Hoy, Verónica recordaba esas palabras con más fuerza que nunca pues llevaba un hijo en el vientre estando en plena flor de la vida, sentía sus movimientos en las entrañas, su corazón lo amaba seguramente por instinto más que por convicción porque aún la rodeaban esas muñecas que la observaban desde sus ojos vidriosos recordándole que no hace mucho era solo una niña jugando a ser mamá.

Su padre siempre le dijo que ella era diferente, especial. Que sabía que llegaría lejos, que sería letrada, y no una ignorante más como él, que apenas si conseguía leer una que otra sílaba. Con lo que no contaban era con la astucia de Martín, el hijo de Genaro que siempre andaba como una mala sombra detrás de la niña. Y tanto insistió, tanto se esforzó para hacerla caer que Verónica terminó cayendo, sin redes de por medio se arrojó al precipicio del amor… y se estrelló.
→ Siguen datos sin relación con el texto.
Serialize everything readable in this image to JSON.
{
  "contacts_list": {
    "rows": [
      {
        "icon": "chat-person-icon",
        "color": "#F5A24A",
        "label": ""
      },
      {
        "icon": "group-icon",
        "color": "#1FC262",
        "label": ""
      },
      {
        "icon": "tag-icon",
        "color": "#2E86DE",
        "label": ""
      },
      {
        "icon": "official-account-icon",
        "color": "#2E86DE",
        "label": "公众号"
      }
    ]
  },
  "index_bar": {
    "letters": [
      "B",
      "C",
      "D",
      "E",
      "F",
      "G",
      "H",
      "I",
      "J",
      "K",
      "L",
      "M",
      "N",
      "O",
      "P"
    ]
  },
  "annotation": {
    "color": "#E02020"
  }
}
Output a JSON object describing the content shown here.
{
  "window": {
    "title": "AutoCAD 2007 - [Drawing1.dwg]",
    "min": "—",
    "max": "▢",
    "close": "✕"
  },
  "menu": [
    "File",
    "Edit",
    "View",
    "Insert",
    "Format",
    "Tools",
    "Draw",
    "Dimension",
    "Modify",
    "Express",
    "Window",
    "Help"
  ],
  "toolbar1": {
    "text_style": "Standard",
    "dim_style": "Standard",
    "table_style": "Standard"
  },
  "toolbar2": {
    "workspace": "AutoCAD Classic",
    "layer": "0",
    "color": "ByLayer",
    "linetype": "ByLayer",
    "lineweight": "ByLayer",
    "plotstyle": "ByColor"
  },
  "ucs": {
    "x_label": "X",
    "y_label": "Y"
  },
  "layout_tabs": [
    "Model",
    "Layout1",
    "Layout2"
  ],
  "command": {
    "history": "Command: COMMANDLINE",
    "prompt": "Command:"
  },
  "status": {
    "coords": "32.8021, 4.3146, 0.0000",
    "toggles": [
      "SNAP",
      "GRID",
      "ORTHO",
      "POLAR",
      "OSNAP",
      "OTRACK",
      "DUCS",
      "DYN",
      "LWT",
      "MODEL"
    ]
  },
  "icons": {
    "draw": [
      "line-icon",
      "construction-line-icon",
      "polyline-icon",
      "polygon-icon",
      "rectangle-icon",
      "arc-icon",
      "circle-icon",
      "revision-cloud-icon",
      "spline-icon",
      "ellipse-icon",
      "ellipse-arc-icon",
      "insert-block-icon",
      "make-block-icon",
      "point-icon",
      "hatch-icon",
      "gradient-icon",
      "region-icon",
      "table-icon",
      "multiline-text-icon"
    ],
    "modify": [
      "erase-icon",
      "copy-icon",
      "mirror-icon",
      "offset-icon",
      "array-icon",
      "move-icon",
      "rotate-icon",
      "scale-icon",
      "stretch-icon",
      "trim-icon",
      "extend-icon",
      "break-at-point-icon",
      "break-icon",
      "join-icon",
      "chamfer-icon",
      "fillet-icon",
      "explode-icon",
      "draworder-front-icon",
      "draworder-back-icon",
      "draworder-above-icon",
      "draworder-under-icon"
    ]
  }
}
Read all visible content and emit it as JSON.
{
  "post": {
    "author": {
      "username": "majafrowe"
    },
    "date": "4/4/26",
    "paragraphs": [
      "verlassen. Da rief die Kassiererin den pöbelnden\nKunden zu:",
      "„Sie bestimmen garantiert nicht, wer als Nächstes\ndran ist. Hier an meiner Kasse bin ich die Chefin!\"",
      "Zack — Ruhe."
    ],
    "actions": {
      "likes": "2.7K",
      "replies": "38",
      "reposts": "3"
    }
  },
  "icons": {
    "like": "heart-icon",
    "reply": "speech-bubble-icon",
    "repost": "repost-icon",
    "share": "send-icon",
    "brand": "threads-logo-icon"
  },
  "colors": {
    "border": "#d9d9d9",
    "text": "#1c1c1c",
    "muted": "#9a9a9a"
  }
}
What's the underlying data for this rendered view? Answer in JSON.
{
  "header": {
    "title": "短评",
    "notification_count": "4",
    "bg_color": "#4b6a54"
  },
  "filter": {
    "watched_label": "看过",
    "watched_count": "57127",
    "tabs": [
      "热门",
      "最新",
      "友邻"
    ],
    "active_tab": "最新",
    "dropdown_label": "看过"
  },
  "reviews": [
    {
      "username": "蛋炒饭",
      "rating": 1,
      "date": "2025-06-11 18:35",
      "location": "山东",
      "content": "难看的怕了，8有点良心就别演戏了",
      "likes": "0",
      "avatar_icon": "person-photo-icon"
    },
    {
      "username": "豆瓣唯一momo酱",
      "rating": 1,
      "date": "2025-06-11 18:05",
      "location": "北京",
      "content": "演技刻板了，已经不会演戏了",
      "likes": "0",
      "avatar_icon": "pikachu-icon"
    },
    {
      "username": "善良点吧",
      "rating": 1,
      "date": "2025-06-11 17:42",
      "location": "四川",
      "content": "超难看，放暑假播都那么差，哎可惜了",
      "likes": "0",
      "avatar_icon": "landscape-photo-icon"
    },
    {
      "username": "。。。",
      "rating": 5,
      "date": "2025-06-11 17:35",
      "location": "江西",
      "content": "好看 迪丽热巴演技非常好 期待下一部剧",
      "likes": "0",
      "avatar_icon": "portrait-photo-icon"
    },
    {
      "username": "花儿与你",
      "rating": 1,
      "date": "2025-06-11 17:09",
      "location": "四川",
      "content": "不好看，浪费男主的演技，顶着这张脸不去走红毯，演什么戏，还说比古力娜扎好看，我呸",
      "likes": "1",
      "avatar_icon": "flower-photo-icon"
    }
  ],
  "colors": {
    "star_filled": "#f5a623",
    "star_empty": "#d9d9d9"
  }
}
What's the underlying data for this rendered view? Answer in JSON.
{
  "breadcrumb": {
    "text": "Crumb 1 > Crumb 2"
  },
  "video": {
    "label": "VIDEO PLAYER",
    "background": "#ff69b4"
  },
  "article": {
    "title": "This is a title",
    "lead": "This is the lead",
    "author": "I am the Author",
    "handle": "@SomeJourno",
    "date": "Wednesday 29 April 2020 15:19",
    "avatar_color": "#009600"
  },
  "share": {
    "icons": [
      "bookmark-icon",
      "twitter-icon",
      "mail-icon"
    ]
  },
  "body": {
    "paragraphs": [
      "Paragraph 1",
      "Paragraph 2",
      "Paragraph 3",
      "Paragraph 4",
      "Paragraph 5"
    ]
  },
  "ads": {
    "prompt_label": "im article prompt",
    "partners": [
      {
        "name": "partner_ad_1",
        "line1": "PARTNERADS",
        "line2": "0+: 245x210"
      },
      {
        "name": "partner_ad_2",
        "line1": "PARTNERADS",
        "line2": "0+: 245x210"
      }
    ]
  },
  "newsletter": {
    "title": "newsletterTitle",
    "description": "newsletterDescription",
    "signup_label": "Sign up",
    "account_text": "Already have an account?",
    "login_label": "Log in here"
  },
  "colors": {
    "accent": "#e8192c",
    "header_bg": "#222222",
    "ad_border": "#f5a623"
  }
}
Ahora sus entrañas tenían un inquilino que desde antes de nacer ya demandaba su vida, su tiempo y sus fuerzas. Había tropezado por caminar sin rumbo, por creer en el amor, por sentir que podía ser amada y conseguir a través de su entrega la felicidad.

Verónica sufre y llora por las noches escondiendo el rostro entre la almohada para ahogar los sollozos. Siente que su vida se ha terminado. Y sin embargo, despierta cada mañana con valentía, sube la empinada cuesta del callejón que la lleva hasta la escuela, con su corazón estoico y fuerte soporta las miradas de burla, las risas que cascabelean a su paso, los susurros de los jueces implacables que se meten en las vidas ajenas para desmadejar voluntades. Más no la de ella, porque su padre no se equivocó jamás. A pesar de su caída o tal vez a consecuencia de ella, Verónica era especial, algún día llegaría lejos, tardaría un poco más porque se vería obligada a hacer un alto en su camino para dar vida y darse por completo al ser que estaba por nacer, pero llegaría.

Hoy, ella no es consciente de nada ¿cómo serlo cuando se sufre el abandono y la traición… cuando la espalda, el alma y el corazón cargan más de lo que pueden soportar? Se levanta, camina y duerme por inercia a veces y por necesidad a ratos. Su padre la mira con tristeza, también piensa que ha perdido su valor, que frustró su vida, que no tiene más futuro que seguir el camino de la mediocridad, como él.

Hay caminantes que a veces pierden el faro, que se extravían en el dolor. Ha anochecido, la ciudad está inundada de luces y los ladridos de los perros rompen la monotonía. En la casa azul del callejón frente a la fuente, la tristeza cuelga de las ventanas hoy, pero mañana… mañana estallará en carcajadas y alegría. Porque ningún dolor dura por siempre, porque una vida que llega, a pesar de las circunstancias, es sinónimo de bendición, no de tristeza.